Three CRISPR RNAs (crRNAs) on both sides of each region of interest in the AR and RP2 genes were designed using CHOPCHOP64 and selected according to the previously described instructions (Cas-mediated PCR-free enrichment protocol version: ENR_9084_v109_revD_04Dec2018). All custom designed Alt-R crRNAs (Integrated DNA Technologies, Supplementary Table 2) were pooled as an equimolar mix of crRNAs (100 µM) and assembled with trans-activating crRNAs (tracrRNAs) (Integrated DNA Technologies, cat 1073190) using Duplex buffer (Integrated DNA Technologies, cat 11010301) according to manufacturer’s instructions. Cas9 enrichment was performed according to manufacturer’s instructions using on 4–5 μg DNA and Long fragment buffer (Cas-mediated PCR-free enrichment protocol SQK-CS9109). Samples were run on a MinION R9.4.1 flow cell and operated using the MinKNOW software (version 20.10.3).

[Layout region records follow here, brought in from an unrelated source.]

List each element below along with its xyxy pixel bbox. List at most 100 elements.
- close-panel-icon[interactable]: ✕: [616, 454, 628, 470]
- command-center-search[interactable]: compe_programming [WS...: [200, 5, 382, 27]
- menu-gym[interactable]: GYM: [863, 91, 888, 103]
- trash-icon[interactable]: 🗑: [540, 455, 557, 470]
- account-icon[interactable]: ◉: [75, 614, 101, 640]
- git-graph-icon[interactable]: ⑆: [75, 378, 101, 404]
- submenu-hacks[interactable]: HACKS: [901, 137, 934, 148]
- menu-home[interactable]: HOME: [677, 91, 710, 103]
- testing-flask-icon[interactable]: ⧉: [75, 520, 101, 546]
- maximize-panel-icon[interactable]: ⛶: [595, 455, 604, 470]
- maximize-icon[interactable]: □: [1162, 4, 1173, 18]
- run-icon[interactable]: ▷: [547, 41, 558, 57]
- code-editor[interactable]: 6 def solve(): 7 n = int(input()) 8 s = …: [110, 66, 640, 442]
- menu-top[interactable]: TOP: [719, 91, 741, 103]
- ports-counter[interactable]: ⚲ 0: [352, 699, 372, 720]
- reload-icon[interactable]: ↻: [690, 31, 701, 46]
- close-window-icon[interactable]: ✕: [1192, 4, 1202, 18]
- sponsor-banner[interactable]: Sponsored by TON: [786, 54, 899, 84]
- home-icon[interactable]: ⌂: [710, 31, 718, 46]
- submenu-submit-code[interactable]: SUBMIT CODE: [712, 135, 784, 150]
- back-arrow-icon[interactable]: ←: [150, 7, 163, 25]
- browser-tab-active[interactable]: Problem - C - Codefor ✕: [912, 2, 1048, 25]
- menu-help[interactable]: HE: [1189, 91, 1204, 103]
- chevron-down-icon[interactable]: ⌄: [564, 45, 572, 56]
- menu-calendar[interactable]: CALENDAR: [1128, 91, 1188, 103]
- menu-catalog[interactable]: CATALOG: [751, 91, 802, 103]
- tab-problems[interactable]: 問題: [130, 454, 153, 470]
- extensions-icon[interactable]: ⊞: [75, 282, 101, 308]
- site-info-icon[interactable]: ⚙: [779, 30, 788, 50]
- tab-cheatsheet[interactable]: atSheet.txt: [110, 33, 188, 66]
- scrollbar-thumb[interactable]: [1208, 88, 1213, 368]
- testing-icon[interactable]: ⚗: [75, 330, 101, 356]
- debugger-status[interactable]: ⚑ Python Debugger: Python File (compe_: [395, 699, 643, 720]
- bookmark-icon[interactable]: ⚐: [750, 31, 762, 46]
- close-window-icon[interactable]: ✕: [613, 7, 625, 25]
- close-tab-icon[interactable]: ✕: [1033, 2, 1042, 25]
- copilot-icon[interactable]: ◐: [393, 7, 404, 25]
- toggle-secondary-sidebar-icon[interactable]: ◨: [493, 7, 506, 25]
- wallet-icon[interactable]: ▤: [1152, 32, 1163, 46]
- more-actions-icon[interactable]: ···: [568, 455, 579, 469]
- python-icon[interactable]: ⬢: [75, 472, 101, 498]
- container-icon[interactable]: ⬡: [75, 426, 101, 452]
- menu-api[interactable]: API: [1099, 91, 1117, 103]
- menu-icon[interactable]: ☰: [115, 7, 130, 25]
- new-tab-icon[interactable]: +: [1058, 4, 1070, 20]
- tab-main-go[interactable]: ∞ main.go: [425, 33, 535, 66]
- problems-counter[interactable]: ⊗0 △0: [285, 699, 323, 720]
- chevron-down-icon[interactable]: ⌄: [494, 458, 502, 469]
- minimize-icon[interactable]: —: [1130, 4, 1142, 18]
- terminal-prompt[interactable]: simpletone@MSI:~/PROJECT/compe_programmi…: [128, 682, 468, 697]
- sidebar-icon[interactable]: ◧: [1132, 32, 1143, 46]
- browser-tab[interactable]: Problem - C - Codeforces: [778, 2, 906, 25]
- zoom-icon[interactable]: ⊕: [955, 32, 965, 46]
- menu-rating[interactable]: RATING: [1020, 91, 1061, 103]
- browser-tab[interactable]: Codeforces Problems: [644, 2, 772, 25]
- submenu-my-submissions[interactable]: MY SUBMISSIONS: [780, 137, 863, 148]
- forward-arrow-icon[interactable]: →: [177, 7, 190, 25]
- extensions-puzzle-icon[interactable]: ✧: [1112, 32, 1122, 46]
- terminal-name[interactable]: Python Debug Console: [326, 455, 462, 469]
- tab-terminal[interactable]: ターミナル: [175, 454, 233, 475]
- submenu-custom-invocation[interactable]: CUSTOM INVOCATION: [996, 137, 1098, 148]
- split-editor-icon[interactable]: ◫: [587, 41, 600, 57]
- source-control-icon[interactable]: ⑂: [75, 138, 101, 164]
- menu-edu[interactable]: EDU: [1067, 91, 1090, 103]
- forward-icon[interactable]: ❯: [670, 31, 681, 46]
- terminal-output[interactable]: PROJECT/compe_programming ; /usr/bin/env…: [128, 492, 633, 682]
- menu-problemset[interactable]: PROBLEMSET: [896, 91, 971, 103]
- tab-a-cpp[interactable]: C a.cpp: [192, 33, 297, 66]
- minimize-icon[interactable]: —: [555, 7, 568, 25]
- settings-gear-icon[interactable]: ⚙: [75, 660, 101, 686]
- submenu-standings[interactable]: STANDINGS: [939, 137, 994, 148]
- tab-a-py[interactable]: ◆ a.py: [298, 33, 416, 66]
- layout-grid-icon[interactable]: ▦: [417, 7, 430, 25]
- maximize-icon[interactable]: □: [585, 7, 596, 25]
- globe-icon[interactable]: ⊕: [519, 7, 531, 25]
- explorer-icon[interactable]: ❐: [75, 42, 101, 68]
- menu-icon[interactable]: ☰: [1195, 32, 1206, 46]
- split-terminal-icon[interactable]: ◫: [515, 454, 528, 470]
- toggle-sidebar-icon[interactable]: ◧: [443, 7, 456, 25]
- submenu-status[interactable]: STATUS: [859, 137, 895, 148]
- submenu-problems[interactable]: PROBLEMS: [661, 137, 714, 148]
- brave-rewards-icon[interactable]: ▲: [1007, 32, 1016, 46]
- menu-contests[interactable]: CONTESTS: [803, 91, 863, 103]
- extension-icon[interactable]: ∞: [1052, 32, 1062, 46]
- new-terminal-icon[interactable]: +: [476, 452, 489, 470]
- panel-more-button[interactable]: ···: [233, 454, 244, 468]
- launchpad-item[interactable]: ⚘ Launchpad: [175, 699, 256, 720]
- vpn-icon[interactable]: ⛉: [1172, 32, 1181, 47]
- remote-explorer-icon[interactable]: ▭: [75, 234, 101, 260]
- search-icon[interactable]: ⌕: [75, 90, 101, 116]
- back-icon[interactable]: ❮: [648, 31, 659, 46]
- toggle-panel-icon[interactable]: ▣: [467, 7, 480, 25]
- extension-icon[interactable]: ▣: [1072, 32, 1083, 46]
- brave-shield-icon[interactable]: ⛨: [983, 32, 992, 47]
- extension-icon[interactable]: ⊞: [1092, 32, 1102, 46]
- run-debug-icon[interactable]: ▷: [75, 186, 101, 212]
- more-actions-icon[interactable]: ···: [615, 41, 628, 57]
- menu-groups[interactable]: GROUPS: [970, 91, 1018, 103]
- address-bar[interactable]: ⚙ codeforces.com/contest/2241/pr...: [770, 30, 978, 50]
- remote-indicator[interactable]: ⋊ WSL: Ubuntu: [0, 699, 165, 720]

Methylation analysis of Oxford nanopore data

Base calling was performed using Bonito basecaller (version 0.3.8) and reads were aligned to the human reference genome (GRCh38/hg38) using minimap2 (version 2.18-r1015). Only reads targeting the regions of interest in the AR (chrX:67543761–67546170, hg38) and RP2 gene (chrX:46836539–46837273, hg38) were considered for further analysis. To enable repeat-calling, an in-house database was created with reference genomes in containing 5–40 CAG repeats (AR gene) and 5–30 GAAA repeats (RP2 gene). The range of repeat numbers used in the alignment has previously been described in the unaffected general population (ranging from 9 to 38 in AR and 10–20 in RP2)46,65. Repeat calling was performed by alignment to the in-house database using minimap2 (version 2.18-r1015) and number of repeats in the reads were identified using Integrative Genomics Viewer (version 2.10.0, base quality > 20). The data were visualized by plotting the number of reads (y-axis) containing any repeat in the range of 5–40 repeats in AR or 5–30 repeats in RP2 (x-axis) (Supplementary Fig. 3). The reads were divided into haplotypes based on the repeat count and comparison with the golden standard results. Methylation calling and calculation of the methylation frequency was performed using Nanopolish software package (version 0.12.0). Only sites with a log-likelihood ratio > 2.5 (methylated) or < − 2.5 (unmethylated) were included in the methylation analysis (Supplementary Fig. 5). Bam-files were converted using the “converting bam for igv” package66 and the methylation status was visualized using Integrative Genomics Viewer bisulfite mode CG (version 2.10.0). The XCI status was established by using the average methylation frequency in the chrX:67543761–67546170 region (AR gene, 116 CpG sites, hg38) and chrX:46836539–46837273 region (RP2 gene, 58 CpG sites, hg38) followed by calculating the ratio of the average methylation between the alleles in each gene.